Karateristik Budaya Dalam Interaksi sosial

Pembentukan Karakterik Budaya dalam Interaksi Sosial

Budaya memiliki empat karakteristik umum yang ada dalam setiap kebudayaan. Salah satu aspek penting dari budaya adalah simbol. Budaya selalu bersifat simbolik. Budaya juga tidak pernah hanya dimiliki oleh individu perorangan. Budaya selalu dikonstruksi secara bersama-sama oleh masyarakat. Ada masa ketika suatu praktik budaya bertahan melalui proses sosialisasi, tetapi pada saat lain budaya juga pasti akan mengalami perubahan untuk menyesuaikan diri dengan kebutuhan dan tantangan yang dihadapi oleh masyarakat.
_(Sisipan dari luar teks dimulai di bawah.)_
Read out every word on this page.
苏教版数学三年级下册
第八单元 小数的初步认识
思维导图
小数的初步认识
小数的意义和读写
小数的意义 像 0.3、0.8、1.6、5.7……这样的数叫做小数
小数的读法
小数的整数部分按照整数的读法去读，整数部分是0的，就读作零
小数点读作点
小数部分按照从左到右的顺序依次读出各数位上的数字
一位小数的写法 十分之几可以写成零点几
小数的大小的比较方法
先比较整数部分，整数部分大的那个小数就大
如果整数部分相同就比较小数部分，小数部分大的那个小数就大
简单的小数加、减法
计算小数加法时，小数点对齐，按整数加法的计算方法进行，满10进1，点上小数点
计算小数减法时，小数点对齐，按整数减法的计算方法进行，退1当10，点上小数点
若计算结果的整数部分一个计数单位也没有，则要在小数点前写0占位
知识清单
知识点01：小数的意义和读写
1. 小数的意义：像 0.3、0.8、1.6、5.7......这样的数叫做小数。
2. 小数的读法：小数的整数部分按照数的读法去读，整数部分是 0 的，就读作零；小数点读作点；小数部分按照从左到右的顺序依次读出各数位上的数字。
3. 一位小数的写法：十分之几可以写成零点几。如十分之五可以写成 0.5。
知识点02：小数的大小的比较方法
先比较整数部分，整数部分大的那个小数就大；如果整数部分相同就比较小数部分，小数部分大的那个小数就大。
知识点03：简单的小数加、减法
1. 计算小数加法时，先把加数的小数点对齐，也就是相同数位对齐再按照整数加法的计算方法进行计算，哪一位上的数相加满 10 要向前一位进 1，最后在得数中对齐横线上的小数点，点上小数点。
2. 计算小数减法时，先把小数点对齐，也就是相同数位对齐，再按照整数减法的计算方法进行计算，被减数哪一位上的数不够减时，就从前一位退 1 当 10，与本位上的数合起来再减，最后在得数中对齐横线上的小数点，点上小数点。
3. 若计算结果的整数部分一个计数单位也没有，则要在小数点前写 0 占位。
1. Berbasis pada Simbol[1]

Ekspresi kebudayaan selalu berupa ekspresi simbolik karena yang penting dari budaya itu bukan ekspresinya tapi makna yang terkandung dalam ekspresi budaya. Sisi penting dari simbol adalah makna yang ditunjuk oleh simbol itu, bukan simbol itu sendiri.
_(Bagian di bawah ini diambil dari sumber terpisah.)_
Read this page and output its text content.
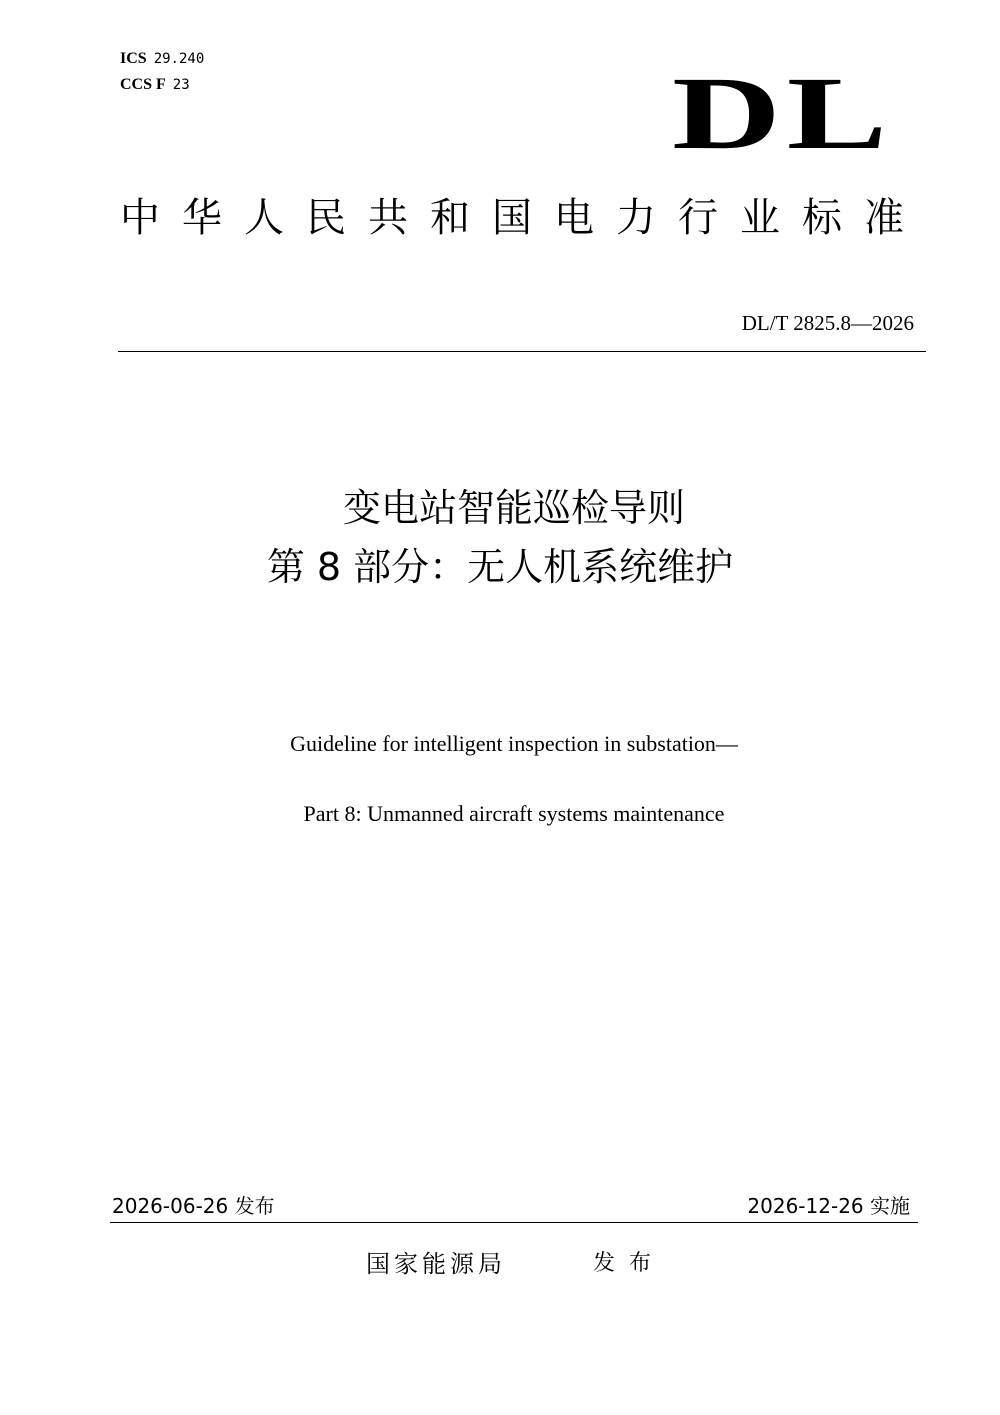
ICS 29.240
CCS F 23	DL
中华人民共和国电力行业标准
DL/T 2825.8—2026
变电站智能巡检导则
第 8 部分：无人机系统维护
Guideline for intelligent inspection in substation—
Part 8: Unmanned aircraft systems maintenance
2026-06-26 发布	2026-12-26 实施
国家能源局	发布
Interaksi budaya adalah aktifitas saling memahami makna simbol-simbol yang dipertukarkan dalam proses interaksi sosial. Simbol-simbol itu dikembangkan dan dimaknai secara bersama dalam interaksi sosial.  

Simbol merupakan aspek penting dalam interaksi manusia yang memungkinkan manusia bertindak dengan cara-cara yang khas manusia. Respon-respon yang diberikan oleh manusia dalam menanggapi lingkungannya, baik lingkungan alam atau lingkungan sosial, bukanlah respon yang pasif. Manusia tidak sekedar merespon dengan cara meniru simbol-simbol yang diwariskan orang lain tetapi juga secara kreatif menciptakan atau mencipta ulang simbol-simbol dalam interaksi sosial.[2]
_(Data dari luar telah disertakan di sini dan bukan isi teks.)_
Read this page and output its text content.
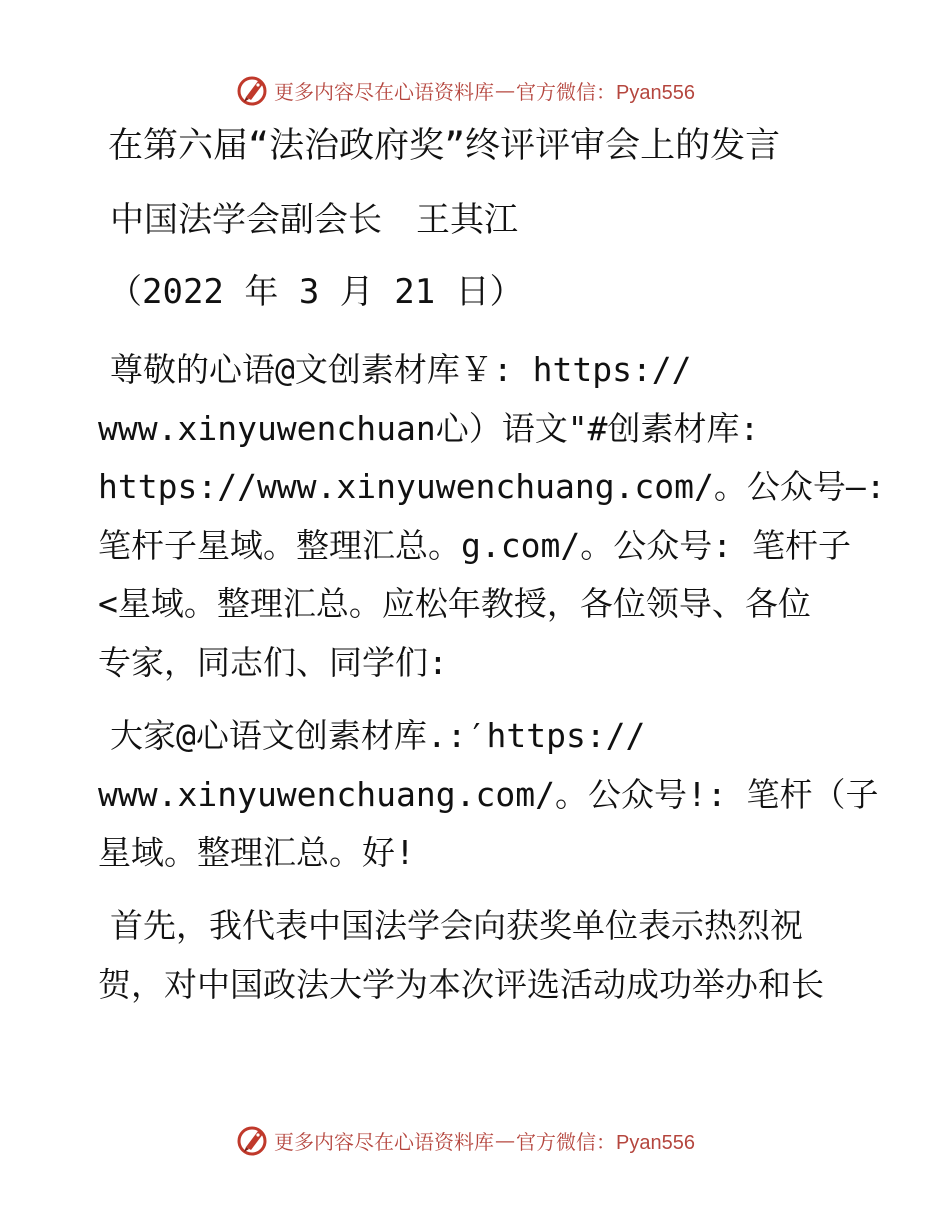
更多内容尽在心语资料库 — 官方微信：Pyan556
在第六届“法治政府奖”终评评审会上的发言
中国法学会副会长　王其江
（2022 年 3 月 21 日）

尊敬的心语@文创素材库￥: https://
www.xinyuwenchuan心）语文"#创素材库:
https://www.xinyuwenchuang.com/。公众号—:
笔杆子星域。整理汇总。g.com/。公众号: 笔杆子
<星域。整理汇总。应松年教授，各位领导、各位
专家，同志们、同学们:

大家@心语文创素材库.:′https://
www.xinyuwenchuang.com/。公众号!: 笔杆（子
星域。整理汇总。好!

首先，我代表中国法学会向获奖单位表示热烈祝
贺，对中国政法大学为本次评选活动成功举办和长

更多内容尽在心语资料库 — 官方微信：Pyan556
Simbol memiliki fungsi-fungsi penting dalam interaksi sosial: 1) simbol memungkinkan manusia menghadapi dunia atau obyek-obyek sosial dan nonsosial dengan mengungkapkannya melalui kata-kata, menggolongkan dan mengingatnya, 2) meningkatkan kemampuan manusia memahami lingkungannya, 3) meningkatkan kemampuan berpikir, 4) meningkatkan kemampuan menyelesaikan masalah, 5) memungkinkan manusia melampaui waktu, ruang dan bahkan pribadi mereka sendiri, 6) memungkinkan kita membayangkan realitas metafisik seperti surga dan neraka, 6) memungkinkan manusia menghindar dari diperbudak lingkungan[3]

2. Dimiliki Bersama [4]

Kebudayaan diciptakan dan dikembangkan oleh satu komunitas masyarakat tertentu secara bersama-sama, bukan kerja individual. Itu sebabnya suatu komunitas yang telah menetap di suatu wilayah tertentu dalam waktu yang relatif lama akan mengembangkan ekspresi budaya yang bersifat khas dan berbeda dengan komunitas masyarakat lain. 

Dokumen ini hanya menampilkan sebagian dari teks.